47      Selon le requérant, il ressort desdites dispositions que l’ICE doit soulever des questions pour lesquelles les citoyens considèrent qu’un acte juridique de l’Union est nécessaire et qu’il appartient alors à la Commission de soumettre une proposition appropriée pour répondre à ces questions. Cette condition serait remplie en l’espèce. En effet, dans la proposition d’ICE, le requérant aurait soulevé une série de questions qui engendrent certains risques systémiques pour le Royaume d’Espagne et, pour trouver une solution à cette situation, aurait proposé à la Commission d’activer le cadre pour l’État de droit.

48      Dans ce contexte, le requérant conteste l’affirmation de la Commission selon laquelle la proposition d’acte juridique mentionnée par le règlement no 211/2011 doit être adressée au Conseil, ou au Parlement et au Conseil.
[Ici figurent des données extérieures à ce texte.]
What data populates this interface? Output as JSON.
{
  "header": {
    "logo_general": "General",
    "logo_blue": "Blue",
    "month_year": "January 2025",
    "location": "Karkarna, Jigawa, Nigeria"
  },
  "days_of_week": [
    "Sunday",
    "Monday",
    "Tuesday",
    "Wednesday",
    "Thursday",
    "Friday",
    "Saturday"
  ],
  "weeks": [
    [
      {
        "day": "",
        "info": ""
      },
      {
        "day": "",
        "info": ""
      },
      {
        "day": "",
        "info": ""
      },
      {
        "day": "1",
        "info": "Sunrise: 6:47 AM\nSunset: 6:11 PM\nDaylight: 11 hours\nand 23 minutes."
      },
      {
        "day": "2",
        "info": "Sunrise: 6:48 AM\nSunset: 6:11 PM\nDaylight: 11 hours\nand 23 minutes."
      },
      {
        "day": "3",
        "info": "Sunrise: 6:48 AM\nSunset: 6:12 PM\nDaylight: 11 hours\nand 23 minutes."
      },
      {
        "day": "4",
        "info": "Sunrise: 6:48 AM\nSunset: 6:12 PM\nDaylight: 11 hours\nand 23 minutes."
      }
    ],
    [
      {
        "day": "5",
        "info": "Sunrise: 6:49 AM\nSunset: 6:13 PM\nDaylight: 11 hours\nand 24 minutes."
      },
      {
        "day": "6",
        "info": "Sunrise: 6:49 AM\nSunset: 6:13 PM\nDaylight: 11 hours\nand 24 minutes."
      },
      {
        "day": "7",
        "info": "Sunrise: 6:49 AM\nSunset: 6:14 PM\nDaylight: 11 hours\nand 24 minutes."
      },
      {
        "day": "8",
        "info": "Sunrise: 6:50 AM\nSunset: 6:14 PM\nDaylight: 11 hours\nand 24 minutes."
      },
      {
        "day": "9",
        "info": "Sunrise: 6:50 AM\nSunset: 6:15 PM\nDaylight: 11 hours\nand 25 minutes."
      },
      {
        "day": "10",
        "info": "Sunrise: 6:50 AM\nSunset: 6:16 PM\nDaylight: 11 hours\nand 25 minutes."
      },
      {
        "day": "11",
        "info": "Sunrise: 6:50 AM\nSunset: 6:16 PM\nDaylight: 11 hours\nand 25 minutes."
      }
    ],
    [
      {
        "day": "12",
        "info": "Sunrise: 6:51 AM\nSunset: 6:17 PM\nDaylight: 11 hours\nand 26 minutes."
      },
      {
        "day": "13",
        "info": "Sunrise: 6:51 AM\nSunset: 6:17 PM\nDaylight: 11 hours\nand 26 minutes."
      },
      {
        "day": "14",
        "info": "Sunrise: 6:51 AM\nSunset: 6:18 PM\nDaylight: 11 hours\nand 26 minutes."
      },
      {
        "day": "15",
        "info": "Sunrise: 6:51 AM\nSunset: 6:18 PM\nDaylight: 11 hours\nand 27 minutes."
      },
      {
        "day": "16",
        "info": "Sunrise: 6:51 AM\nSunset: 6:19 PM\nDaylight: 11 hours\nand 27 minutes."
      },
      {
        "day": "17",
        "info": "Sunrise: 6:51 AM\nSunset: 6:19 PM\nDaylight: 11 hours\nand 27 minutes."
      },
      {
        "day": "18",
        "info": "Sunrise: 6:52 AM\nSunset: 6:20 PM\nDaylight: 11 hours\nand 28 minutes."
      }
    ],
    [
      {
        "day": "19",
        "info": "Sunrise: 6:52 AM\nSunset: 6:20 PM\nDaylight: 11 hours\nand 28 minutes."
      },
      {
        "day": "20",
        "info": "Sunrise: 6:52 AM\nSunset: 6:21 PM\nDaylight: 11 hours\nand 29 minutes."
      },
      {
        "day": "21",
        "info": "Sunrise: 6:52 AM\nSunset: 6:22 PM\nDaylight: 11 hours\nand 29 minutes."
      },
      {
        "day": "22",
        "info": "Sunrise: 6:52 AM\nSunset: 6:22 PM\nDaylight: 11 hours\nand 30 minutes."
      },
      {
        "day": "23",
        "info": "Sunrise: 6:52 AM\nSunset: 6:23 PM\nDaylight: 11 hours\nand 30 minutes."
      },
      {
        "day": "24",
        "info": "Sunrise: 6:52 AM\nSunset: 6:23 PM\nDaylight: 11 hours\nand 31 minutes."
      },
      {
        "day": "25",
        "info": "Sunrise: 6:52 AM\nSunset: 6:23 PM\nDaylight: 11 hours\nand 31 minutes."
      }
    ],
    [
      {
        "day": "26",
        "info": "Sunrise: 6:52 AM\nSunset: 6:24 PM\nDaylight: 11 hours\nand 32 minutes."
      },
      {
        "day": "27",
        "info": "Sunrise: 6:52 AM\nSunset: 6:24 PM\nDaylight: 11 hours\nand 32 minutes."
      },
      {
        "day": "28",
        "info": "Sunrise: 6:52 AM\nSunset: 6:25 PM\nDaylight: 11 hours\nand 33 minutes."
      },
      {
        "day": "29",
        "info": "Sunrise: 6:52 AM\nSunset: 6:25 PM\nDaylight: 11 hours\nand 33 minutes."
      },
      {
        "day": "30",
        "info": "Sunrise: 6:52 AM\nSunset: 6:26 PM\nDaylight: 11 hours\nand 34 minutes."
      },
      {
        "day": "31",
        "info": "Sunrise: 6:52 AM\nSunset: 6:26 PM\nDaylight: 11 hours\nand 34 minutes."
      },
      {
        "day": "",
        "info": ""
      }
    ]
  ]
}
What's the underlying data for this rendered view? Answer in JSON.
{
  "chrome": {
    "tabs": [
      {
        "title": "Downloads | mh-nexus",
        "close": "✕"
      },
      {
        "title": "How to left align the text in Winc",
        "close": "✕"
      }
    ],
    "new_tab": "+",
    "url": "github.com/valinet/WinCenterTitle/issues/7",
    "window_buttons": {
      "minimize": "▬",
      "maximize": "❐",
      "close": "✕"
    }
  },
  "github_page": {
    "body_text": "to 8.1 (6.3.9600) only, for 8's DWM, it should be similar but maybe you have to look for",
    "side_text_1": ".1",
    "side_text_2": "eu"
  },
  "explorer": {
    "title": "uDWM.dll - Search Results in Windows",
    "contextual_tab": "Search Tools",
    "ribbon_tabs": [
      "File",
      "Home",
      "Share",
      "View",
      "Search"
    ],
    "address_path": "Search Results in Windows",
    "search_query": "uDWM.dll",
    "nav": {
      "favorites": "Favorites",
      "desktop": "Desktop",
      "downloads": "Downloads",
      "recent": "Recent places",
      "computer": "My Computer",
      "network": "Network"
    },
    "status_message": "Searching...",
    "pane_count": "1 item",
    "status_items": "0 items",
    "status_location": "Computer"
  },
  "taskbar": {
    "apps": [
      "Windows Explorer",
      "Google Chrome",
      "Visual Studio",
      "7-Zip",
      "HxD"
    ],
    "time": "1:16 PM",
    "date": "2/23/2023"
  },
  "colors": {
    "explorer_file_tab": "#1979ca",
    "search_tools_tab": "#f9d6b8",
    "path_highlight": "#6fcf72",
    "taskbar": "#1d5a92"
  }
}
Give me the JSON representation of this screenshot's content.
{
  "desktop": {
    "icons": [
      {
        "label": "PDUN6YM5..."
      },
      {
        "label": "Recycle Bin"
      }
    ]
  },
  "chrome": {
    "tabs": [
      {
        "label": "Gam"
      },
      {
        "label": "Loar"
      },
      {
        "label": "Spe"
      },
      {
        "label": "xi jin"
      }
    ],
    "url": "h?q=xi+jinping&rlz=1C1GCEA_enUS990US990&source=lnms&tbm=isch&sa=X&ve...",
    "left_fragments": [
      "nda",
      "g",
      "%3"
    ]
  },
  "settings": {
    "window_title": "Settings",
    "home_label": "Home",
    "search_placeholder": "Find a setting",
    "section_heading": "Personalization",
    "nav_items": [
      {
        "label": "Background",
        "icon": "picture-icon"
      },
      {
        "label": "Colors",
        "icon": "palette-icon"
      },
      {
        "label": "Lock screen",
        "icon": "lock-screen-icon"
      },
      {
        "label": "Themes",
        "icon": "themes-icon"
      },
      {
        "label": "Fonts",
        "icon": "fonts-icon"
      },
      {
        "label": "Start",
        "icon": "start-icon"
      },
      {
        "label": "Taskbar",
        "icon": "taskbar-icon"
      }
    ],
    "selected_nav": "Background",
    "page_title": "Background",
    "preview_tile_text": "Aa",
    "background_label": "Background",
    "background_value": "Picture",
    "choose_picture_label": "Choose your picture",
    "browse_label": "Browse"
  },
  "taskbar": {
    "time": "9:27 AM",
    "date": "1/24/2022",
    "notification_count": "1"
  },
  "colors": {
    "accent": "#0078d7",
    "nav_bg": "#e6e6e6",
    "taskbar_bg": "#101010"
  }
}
Cette affirmation ne ressortirait pas explicitement du libellé des dispositions dudit règlement, qui se référeraient toutes à la présentation d’une proposition d’acte juridique, et non pas à la présentation d’une proposition d’acte législatif. Cela serait d’autant plus vrai que, si la version initiale du règlement, dans sa version espagnole, mentionnait, en son article 2, point 1, un « acte législatif de l’Union », cette formulation aurait été corrigée par un rectificatif selon lequel il conviendrait de lire cette mention comme « acte juridique de l’Union ».

49      La Commission, soutenue par le Royaume d’Espagne, réfute les arguments du requérant et conclut au rejet des troisième et quatrième moyens.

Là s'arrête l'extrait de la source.